"Ромео и Джульетта": будоражаще-тревожная постановка NT Live

В рамках проекта TheatreHD состоялась российская кинопремьера экспериментальной постановки бессмертной пьесы Шекспира "Ромео и Джульетта" в режиссерской обработке Саймона Годвина с целой россыпью молодых актеров (Джош О'Коннор, Джесси Бакли) и признанных мастеров сцены (Дебора Финдли, Тэмсин Грег, Эдриан Лестер). Постановка оказалась знаковой не только в силу совершенно беспрецедентного антуража и условий создания (актеры играли в театре без зрителей, а сами съемки заняли две с половиной недели), но и благодаря попытке режиссера совместить воедино действие на театральных подмостках и приемы, характерные для операторской работы в кино.
kinopoisk.ru

Результат такого синтеза существенно отличается как от привычных киноспектаклей, так и от золотого стандарта киносъемки театральных постановок. Если первый прием хорошо знаком зрителю еще с советских времен, то последний за истекший десяток лет стал понятным и привычным для тех, кто питает слабость к британскому драматическому театру и приобщается к его многочисленным современным достижениям, не покидая отечественные кинозалы. Режиссер сумел обратить на пользу делу катастрофическую ситуацию, в которую попали театры всего мира из-за глобальной пандемии, а также мастерски добился эффекта личного присутствия у неравнодушного наблюдателя.

Впечатление, складывающееся благодаря отменной игре актеров в сочетании с комбинацией различных технических приемов на стыке театра и кино, очень противоречиво. С одной стороны, беспрецедентная иммерсивность вызывает чувство эйфории, которое оказывается столь легко достижимым, прежде всего, благодаря эмоциональному голоду по коллективным переживаниям, ставшим следствием причудливого образа жизни за последние полтора года. С другой - такая неожиданная близость к происходящему вызывает ощущение тесноты и духоты, делая практически невыносимым наблюдение за кипением страстей на экране.

Да и страсти эти выглядят совсем иначе, чем обычно. Сколько слез пролито над трогательными постановками, в которых на первый план выходит несправедливость происходящего, щемящая искренность молодости, хрупкость нежных чувств и их несовместимость с прозой жизни, трагедия неразрешимого конфликта, подсвечивающая нравоучительный посыл пьесы. Годвин сумел взглянуть на происходящее несколько иначе - происходящее отталкивает, но без провокативности, оно в существенной степени лишено романтического флера, но в полной мере сохраняет человечность. Достигнуто это, что особенно ценно, без особой изобретательности по части изобразительных средств.

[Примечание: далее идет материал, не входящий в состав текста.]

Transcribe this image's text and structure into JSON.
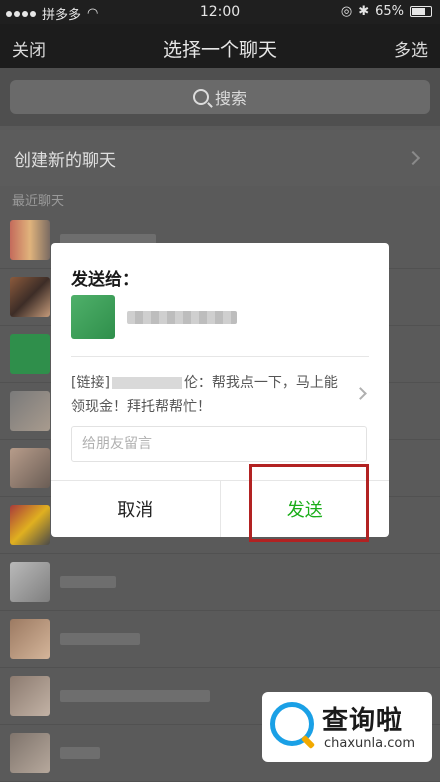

Ромео и Джульетта оказываются заложниками трагедии, которая по своему масштабу одновременно и намного больше, и намного меньше их. Их исступление, их страдания, их чувства потрясают именно своей грубой витальностью, какой-то нутряной движущей силой, которые не соответствуют историко-культурному контексту, достаточно рафинированному, который обладает целым рядом внутренних условностей и сдерживающих механизмов.

В происходящем нет ничего вульгарного, как нет и примитивного. Наоборот, герои не знают, как справиться с теми энергиями, что пульсируют через них, попеременно пугаясь собственной хрупкости (явно сомневаясь в возможности физически и морально вынести обрушившееся на их головы) и пьянея от интенсивности проживаемого, что делает их в собственном представлении полубогами, героями-исполинами, неподвластными ходу событий, а не заложниками. У наблюдателя возникает тяжелое ощущение переполненности, в котором смешиваются разные чувства и эмоции - приличествующие моменту горечь и досада, то и дело уступающие место благоговейному трепету перед тем волшебством, которое было явлено миру, как кажется, помимо воли тех, кто вызвал движение этих энергий.

Если весь мир и сама жизнь продолжают быть в строгом соответствии с Шекспиром, театром, то Годвин в прямом и переносном смысле показал его изнанку - происходящее за кулисами, лишь изредка прорывающееся на авансцену. Совлекая покров тайны с жизни в ее экстремальных проявлениях в кульминационные моменты, он одновременно обнажает ее, придавая конфликту поистине библейские масштабы и бездонную глубину. И узреть это можно только в совершенной пустоте, той самой, что окутала на время всех нас - правда, по другую сторону сцены.